The minimum legal requirement for airflow volumes across a longwall face needs to be reviewed and likely significantly increased. Although minimum levels under the law can be and generally are increased by the approved ventilation plan's requirements, the discretion to have such low volumes of air as is now required by law should be removed from local district MSHA offices.
The law that an active mine can come within 100 feet of an old mine needs to be updated to address the likelihood of a map's accuracy. Locations of old mines that were active over 100 years ago is a far different thing than a mine that was active just a few years ago - i.e., since the advent of global positioning systems.
The law should designate an agency separate from MSHA to investigate major mine accidents. Unlike MSHA, the investigating agency should not have a vested interest in the outcome.

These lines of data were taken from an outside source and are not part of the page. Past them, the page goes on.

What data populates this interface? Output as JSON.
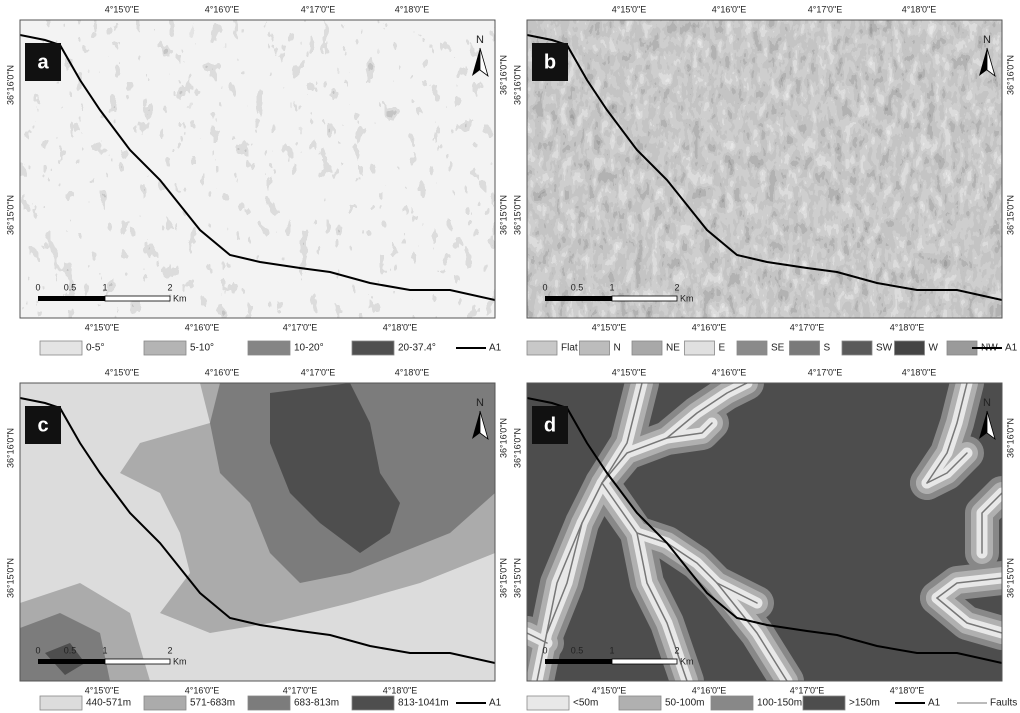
{
  "graticule": {
    "longitudes": [
      "4°15'0\"E",
      "4°16'0\"E",
      "4°17'0\"E",
      "4°18'0\"E"
    ],
    "latitudes": [
      "36°16'0\"N",
      "36°15'0\"N"
    ]
  },
  "scale_bar": {
    "labels": [
      "0",
      "0.5",
      "1",
      "2"
    ],
    "unit": "Km"
  },
  "north_label": "N",
  "panels": [
    {
      "label": "a",
      "legend": [
        {
          "label": "0-5°",
          "color": "#e4e4e4"
        },
        {
          "label": "5-10°",
          "color": "#b4b4b4"
        },
        {
          "label": "10-20°",
          "color": "#858585"
        },
        {
          "label": "20-37.4°",
          "color": "#4f4f4f"
        }
      ],
      "lines": [
        {
          "label": "A1",
          "color": "#000000"
        }
      ]
    },
    {
      "label": "b",
      "legend": [
        {
          "label": "Flat",
          "color": "#c8c8c8"
        },
        {
          "label": "N",
          "color": "#bcbcbc"
        },
        {
          "label": "NE",
          "color": "#a8a8a8"
        },
        {
          "label": "E",
          "color": "#e0e0e0"
        },
        {
          "label": "SE",
          "color": "#8a8a8a"
        },
        {
          "label": "S",
          "color": "#7a7a7a"
        },
        {
          "label": "SW",
          "color": "#5a5a5a"
        },
        {
          "label": "W",
          "color": "#444444"
        },
        {
          "label": "NW",
          "color": "#9a9a9a"
        }
      ],
      "lines": [
        {
          "label": "A1",
          "color": "#000000"
        }
      ]
    },
    {
      "label": "c",
      "legend": [
        {
          "label": "440-571m",
          "color": "#dcdcdc"
        },
        {
          "label": "571-683m",
          "color": "#ababab"
        },
        {
          "label": "683-813m",
          "color": "#7c7c7c"
        },
        {
          "label": "813-1041m",
          "color": "#4e4e4e"
        }
      ],
      "lines": [
        {
          "label": "A1",
          "color": "#000000"
        }
      ]
    },
    {
      "label": "d",
      "legend": [
        {
          "label": "<50m",
          "color": "#e8e8e8"
        },
        {
          "label": "50-100m",
          "color": "#b0b0b0"
        },
        {
          "label": "100-150m",
          "color": "#888888"
        },
        {
          "label": ">150m",
          "color": "#4d4d4d"
        }
      ],
      "lines": [
        {
          "label": "A1",
          "color": "#000000"
        },
        {
          "label": "Faults",
          "color": "#777777"
        }
      ]
    }
  ]
}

In circumstances where a company and MSHA disagree to the extent that a legal action is filed by the company to for example prevent MSHA from forcing the use of a specific ventilation plan or a mine practice, a hearing should be held in front of a panel of knowledgeable mining engineers and mine professionals as opposed to before an administrative law judge. A judge often does not possess the expertise needed to discern between mine practices, and is consequently more likely to rule in favor of the government instead of on the basis of sound mine practices. Although the judge may hear testimony from expert witnesses from both sides of the dispute, it is impractical to expect that a judge can choose wisely between debating experts.
The law should require that ventilation plans be computer simulated to help determine the best plan for a given mine or type of mine.
Advance drilling in areas containing "old" mine works whose exact location cannot be determined should be required for a distance of at least several hundred feet if not longer.